Things are really starting to get going in the field of AI. After many years (decades?!) of focusing on algorithms, the AI community is finally ready to accept the central role of data and the high-capacity models that are capable of taking advantage of this data. But when people talk about “AI,” they often mean very different things, from practical applications (such as self-driving cars, medical image analysis, robo-lawyers, image/video editing) to models of human cognition and consciousness. Therefore, it might be useful to distinguish two broad types of AI efforts: semantic or top-down AI versus ecological or bottom-up AI.
The goal of top-down AI is to match or exceed human performance on a specific human task like image labeling, driving, or text generation. The tasks are defined either by explicit labels (supervised learning), a set of rules (e.g., rules of the road), or a corpus of human-produced artifacts (for instance, GPT3 is trained on human-written texts using human-invented words). Thus, top-down AI is necessarily subjective and anthropocentric. It is the type of AI where we have seen the most advances to date.
Bottom-up AI, on the other hand, aims to ignore humans, their tasks and their labels. Its only goal is to predict the surrounding world given sensory inputs (passive and active). Because the world is continuously changing, this goal will never be reached. But the hope is that, along the way, a general, task-agnostic model of the world will emerge. Self-supervised learning on raw sensory data, various generative models such as GANs, and intrinsic motivation approaches (e.g., curiosity) are all attempts at bottom-up AI.

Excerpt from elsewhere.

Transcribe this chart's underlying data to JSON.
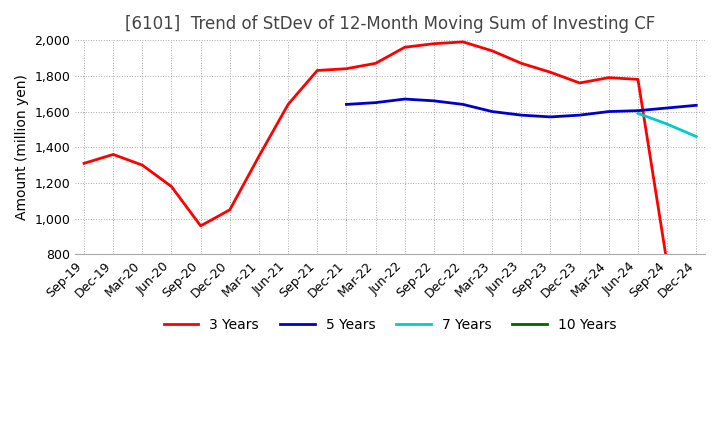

While top-down AI is currently king in industry as well as academia, its focus on imitating humans (via labels and tasks) points to its main limitation. It is like an undergraduate student who didn’t attend lectures all semester but still gets an A by cramming for the final exam — its knowledge is of a superficial nature. Real understanding must be built up slowly and patiently, from the raw sensory inputs upward. This is already starting to happen, and I hope the progress of bottom-up AI will continue in 2022.
As a teenager in the 1980s USSR, I spent a lot of time hanging out with young physicists (as one does) talking about computers. One of them gave a definition of artificial intelligence that I still find the most compelling: “AI is not when a computer can write poetry. AI is when a computer will want to write poetry.” By this definition, AI may be a tall order, but if we want to bring it closer, I suspect we will need to start from the bottom up.
Happy 2022! Bottoms up!
Alexei Efros is a professor of computer science at UC Berkeley.